SK Hynix au Nasdaq : l'entrée en Bourse qui révélera la vraie valeur des semi-conducteurs IA
latribune.fr
Des puces mémoire à bande passante élevée (HBM4) fabriquées par la société sud-coréenne SK Hynix sont exposées dans les bureaux de Reuters à San Francisco, en Californie, aux États-Unis, le 13 janvier 2026
Alors que les livres d’ordres de SK Hynix pour son introduction au Nasdaq seraient sursouscrits plus de sept fois, les valeurs IA viennent de corriger malgré des bénéfices records chez Samsung et Micron. L’entrée en Bourse à près de 28 milliards de dollars devient un test grandeur nature de l’appétit des marchés pour financer la « colonne vertébrale » de l’intelligence artificielle.
La fixation du prix d’introduction de SK Hynix au Nasdaq ce jeudi intervient dans une période de forte nervosité pour les valeurs liées à l'intelligence artificielle. Ce stress contraste pourtant avec l'explosion de la demande de puces électroniques. Le champion sud-coréen profite d'un quasi-monopole sur les mémoires à large bande passante (HBM). Ces composants ultrarapides sont devenus indispensables pour faire tourner les processeurs graphiques (GPU) de Nvidia, au cœur des serveurs d'IA.
Preuve de cet engouement, les demandes des gros investisseurs institutionnels dépassent déjà de sept fois l'offre d'actions disponibles. Cet indicateur montre que le soutien matériel à l'IA reste une valeur refuge pour les financiers. Cette dynamique contraste avec la récente baisse des géants de la Tech américaine (Google, Microsoft, etc.), dont les marchés commencent à douter de la capacité à rentabiliser rapidement leurs logiciels d'IA générative.

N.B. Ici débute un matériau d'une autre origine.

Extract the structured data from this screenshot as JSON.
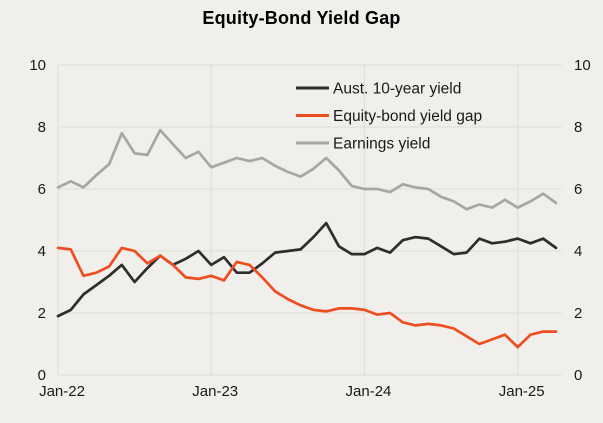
{
  "title": "Equity-Bond Yield Gap",
  "colors": {
    "background": "#f1efeb",
    "gridline": "#e2e0da",
    "tick_text": "#1a1a1a",
    "series_bond": "#2d2d2d",
    "series_gap": "#ee4e20",
    "series_earnings": "#a8a6a3"
  },
  "chart_data": {
    "type": "line",
    "title": "Equity-Bond Yield Gap",
    "xlabel": "",
    "ylabel": "",
    "ylim": [
      0,
      10
    ],
    "y_ticks": [
      0,
      2,
      4,
      6,
      8,
      10
    ],
    "y_axis_sides": [
      "left",
      "right"
    ],
    "grid": true,
    "legend_position": "top-center",
    "x": [
      "Jan-22",
      "Feb-22",
      "Mar-22",
      "Apr-22",
      "May-22",
      "Jun-22",
      "Jul-22",
      "Aug-22",
      "Sep-22",
      "Oct-22",
      "Nov-22",
      "Dec-22",
      "Jan-23",
      "Feb-23",
      "Mar-23",
      "Apr-23",
      "May-23",
      "Jun-23",
      "Jul-23",
      "Aug-23",
      "Sep-23",
      "Oct-23",
      "Nov-23",
      "Dec-23",
      "Jan-24",
      "Feb-24",
      "Mar-24",
      "Apr-24",
      "May-24",
      "Jun-24",
      "Jul-24",
      "Aug-24",
      "Sep-24",
      "Oct-24",
      "Nov-24",
      "Dec-24",
      "Jan-25",
      "Feb-25",
      "Mar-25",
      "Apr-25"
    ],
    "x_tick_labels": [
      "Jan-22",
      "Jan-23",
      "Jan-24",
      "Jan-25"
    ],
    "x_tick_indices": [
      0,
      12,
      24,
      36
    ],
    "series": [
      {
        "name": "Aust. 10-year yield",
        "color": "#2d2d2d",
        "values": [
          1.9,
          2.1,
          2.6,
          2.9,
          3.2,
          3.55,
          3.0,
          3.45,
          3.85,
          3.55,
          3.75,
          4.0,
          3.55,
          3.8,
          3.3,
          3.3,
          3.6,
          3.95,
          4.0,
          4.05,
          4.45,
          4.9,
          4.15,
          3.9,
          3.9,
          4.1,
          3.95,
          4.35,
          4.45,
          4.4,
          4.15,
          3.9,
          3.95,
          4.4,
          4.25,
          4.3,
          4.4,
          4.25,
          4.4,
          4.1
        ]
      },
      {
        "name": "Equity-bond yield gap",
        "color": "#ee4e20",
        "values": [
          4.1,
          4.05,
          3.2,
          3.3,
          3.5,
          4.1,
          4.0,
          3.6,
          3.85,
          3.55,
          3.15,
          3.1,
          3.2,
          3.05,
          3.65,
          3.55,
          3.15,
          2.7,
          2.45,
          2.25,
          2.1,
          2.05,
          2.15,
          2.15,
          2.1,
          1.95,
          2.0,
          1.7,
          1.6,
          1.65,
          1.6,
          1.5,
          1.25,
          1.0,
          1.15,
          1.3,
          0.9,
          1.3,
          1.4,
          1.4
        ]
      },
      {
        "name": "Earnings yield",
        "color": "#a8a6a3",
        "values": [
          6.05,
          6.25,
          6.05,
          6.45,
          6.8,
          7.8,
          7.15,
          7.1,
          7.9,
          7.45,
          7.0,
          7.2,
          6.7,
          6.85,
          7.0,
          6.9,
          7.0,
          6.75,
          6.55,
          6.4,
          6.65,
          7.0,
          6.6,
          6.1,
          6.0,
          6.0,
          5.9,
          6.15,
          6.05,
          6.0,
          5.75,
          5.6,
          5.35,
          5.5,
          5.4,
          5.65,
          5.4,
          5.6,
          5.85,
          5.55
        ]
      }
    ]
  }
}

Arbitrage de valorisation : l’enjeu de la décote du leader de la HBM
À New York, SK Hynix ne débarque pas comme une start-up spéculative, mais comme un géant industriel solide. Ses bénéfices grimpent au même rythme que les livraisons de serveurs de son principal client, Nvidia. L'entreprise a annoncé son intention de lever environ 28 milliards de dollars grâce à des titres spécifiques pour le marché américain (les ADR), où dix actions américaines représentent une action coréenne. Cette opération s'impose comme l'une des plus importantes introductions en Bourse de l'histoire du secteur des semi-conducteurs.
L'objectif principal de cette double cotation est de corriger une anomalie historique, souvent appelée la « décote coréenne ». Bien que SK Hynix vende plus de mémoires que son grand rival américain Micron, sa valeur en Bourse par rapport à ses bénéfices est toujours restée inférieure. En visant une valorisation globale d’environ 1 200 milliards de dollars (au même niveau que Micron, alors que ses profits s'annoncent plus élevés), SK Hynix utilise Wall Street pour bousculer la hiérarchie mondiale.
La résilience de la « rente mémoire »
Dans un marché devenu très sélectif, le succès de cette levée de fonds prouverait que la mémoire informatique est perçue comme un actif protecteur. Contrairement aux créateurs d'applications ou de logiciels, soumis au risque que le grand public n'adhère pas, les fabricants de matériel informatique gagnent de l'argent dès que les géants du cloud construisent leurs infrastructures. Les investisseurs préfèrent ainsi financer les briques indispensables aux ordinateurs, peu importe qui gagnera la bataille des logiciels d'IA.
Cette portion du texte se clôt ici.